从樟木头镇走下列车,雨后高楼耸立的山城,青翠而秀美。站台是那么熟悉且又陌生,恬适而喧嚣。

在我身前侧出现了一位端庄而沉稳、朴素而丰腴的中年妇女,吃力托着两只大皮箱,肩上背着一只精巧的真皮挂包,挂带有点长的缘故,一甩一甩的。出站下地道时,台阶难住了她,怵停了几秒后,也许是离她近的缘故,再说我行李也特少,她便伸手示意性的虚拦了一下我。

“能帮我把皮箱托出站台吗?有报酬的。”她笑着问我。

“行。至于报酬就免了。”我经常在下站台地道时,帮没办法托拿行李的路人。

出了站,到了站前广场。

“去哪儿小伙子?”她搭讪着。

“去企石大姐。”我回复道,“一会坐26路公交车。”

“这样啊,你跟我走吧。”她又拿出手机打了电话,“不说到了吗?在哪儿呢?我在出站口广场马路边。”

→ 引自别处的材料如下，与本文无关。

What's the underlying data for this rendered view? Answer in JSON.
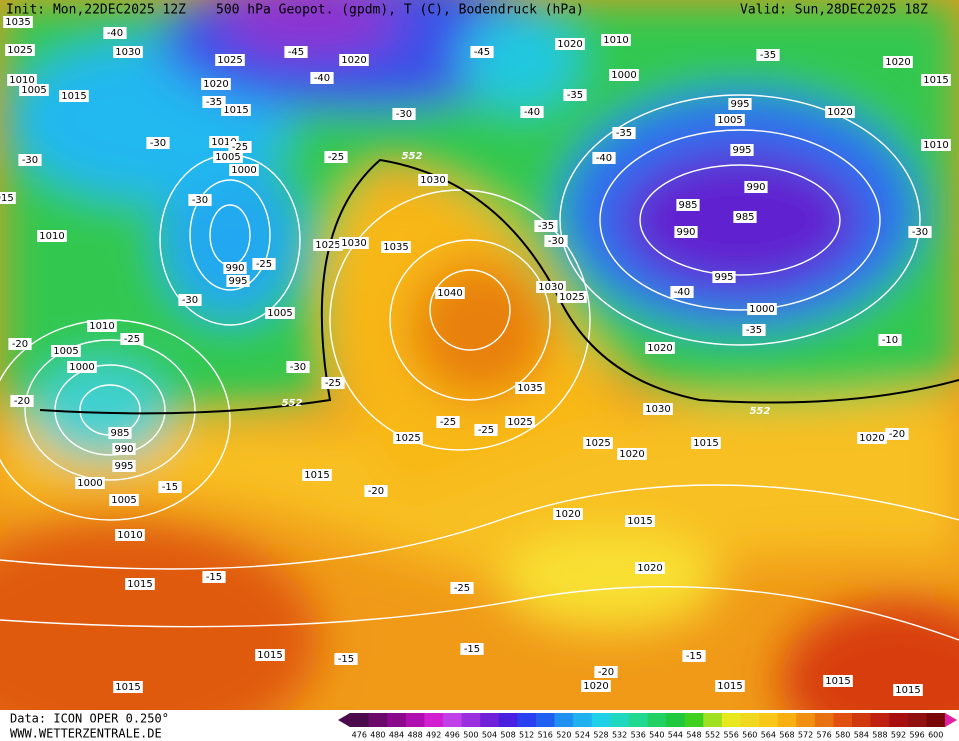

一辆黑色的奔驰开了过来,在我们面前停下。驾驶室车门打开,走出一位二十几岁的少女,穿着大红色的连衣裙,修着学生发。

帮忙把行李放入后备箱,上车后,才知中年妇女叫江小红,香港人,是企石御姐大酒店的老板娘,因办事从北京回来,与我坐上了同一辆列车。只不过,她是软卧车厢,我是硬座车厢。

在回企石的路上,江小红向我推荐了她酒店内推拿馆在招工,月薪一千,包吃包住。

好人有好报呀,老板娘的一句话,直接入职。我有武术基础,对经络穴位很熟悉,又有太极推手的功底,由指派的师傅专职培训,半个月之后,便开始持证上岗。

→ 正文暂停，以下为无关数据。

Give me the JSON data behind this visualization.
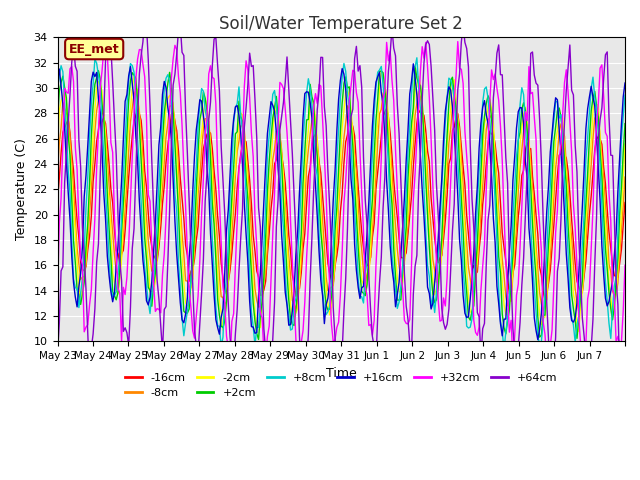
{
  "title": "Soil/Water Temperature Set 2",
  "xlabel": "Time",
  "ylabel": "Temperature (C)",
  "ylim": [
    10,
    34
  ],
  "yticks": [
    10,
    12,
    14,
    16,
    18,
    20,
    22,
    24,
    26,
    28,
    30,
    32,
    34
  ],
  "xtick_labels": [
    "May 23",
    "May 24",
    "May 25",
    "May 26",
    "May 27",
    "May 28",
    "May 29",
    "May 30",
    "May 31",
    "Jun 1",
    "Jun 2",
    "Jun 3",
    "Jun 4",
    "Jun 5",
    "Jun 6",
    "Jun 7"
  ],
  "annotation_text": "EE_met",
  "annotation_color": "#8B0000",
  "annotation_bg": "#FFFF99",
  "annotation_border": "#8B0000",
  "series": [
    {
      "label": "-16cm",
      "color": "#FF0000"
    },
    {
      "label": "-8cm",
      "color": "#FF8800"
    },
    {
      "label": "-2cm",
      "color": "#FFFF00"
    },
    {
      "label": "+2cm",
      "color": "#00CC00"
    },
    {
      "label": "+8cm",
      "color": "#00CCCC"
    },
    {
      "label": "+16cm",
      "color": "#0000CC"
    },
    {
      "label": "+32cm",
      "color": "#FF00FF"
    },
    {
      "label": "+64cm",
      "color": "#8800CC"
    }
  ],
  "bg_color": "#E8E8E8",
  "n_points": 320,
  "period": 24,
  "base_temp": 21,
  "amplitude": 6,
  "phase_shifts": [
    0.0,
    0.3,
    0.5,
    0.7,
    1.0,
    1.3,
    -0.5,
    -1.2
  ],
  "amplitude_mods": [
    1.0,
    1.2,
    1.4,
    1.5,
    1.6,
    1.5,
    1.8,
    2.0
  ],
  "noise_scales": [
    0.3,
    0.3,
    0.4,
    0.4,
    0.5,
    0.4,
    0.8,
    0.9
  ]
}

上班之余,内部的洗浴中心、迪吧都是自由出入。而洗浴中心除有足疗、修脚,另外也有推拿服务,但收费与推拿馆截然不同。我工作的地方220元人民币半小时,洗浴中心的推拿价位,仅60元人民币半小时。

在洗浴中心,我认识了十九岁的程磊,他是光山县人,跟一位扬州师傅学修脚,常向我探讨推拿技艺。每次洗完澡,手指、脚趾甲都是他包修。同样,我从他手上也学会了扬州修脚的手艺。这与后来,我与吴友奎合伙开修脚店,打下了坚实基础,后来留了“大山刀客”的笔名,同样有着不可割舍的渊源。

江小红在我上班之后,在忙完客户的空档时间,每星期都会叫我为其推拿,开始一段时间,只推背部、头部,每天夸我手艺进步的快,并每次多给100元的小费。

到了第二个月,彼此相互随和很多,也没有老板与员工之间的拘谨。只要江小红到了推拿馆,脱的只剩下三点式。她白嫩且丰满的身体,在我面前晃悠着,甜甜的笑着,打情骂俏地诱惑着,并开始叫我柔压她的大腿、小腹、臀部。我总是专心推拿,从不理会她的一举一动,只是笑着敷衍应付。心中琢磨着,在这里上班,环境又好,待遇也好,老板来了,放松一下心情,保健一下身体,定要全力伺候着,天南海北,上下五千年地侃侃而谈。由于推拿工作很消耗体力的,与其聊天倍感轻松,江小红又很随和,对工作执着的我,从未有一丝杂念,只写了信报个平安,告诉妻找到工作了,让其放心。

又过了半个月,江小红春风满面的,几乎每天都过来一次,只要见我空闲着,便叫我为其推拿。有时下班后,还驱车带我去东江畔溜溜,去我曾喜欢的榕树丛下散步。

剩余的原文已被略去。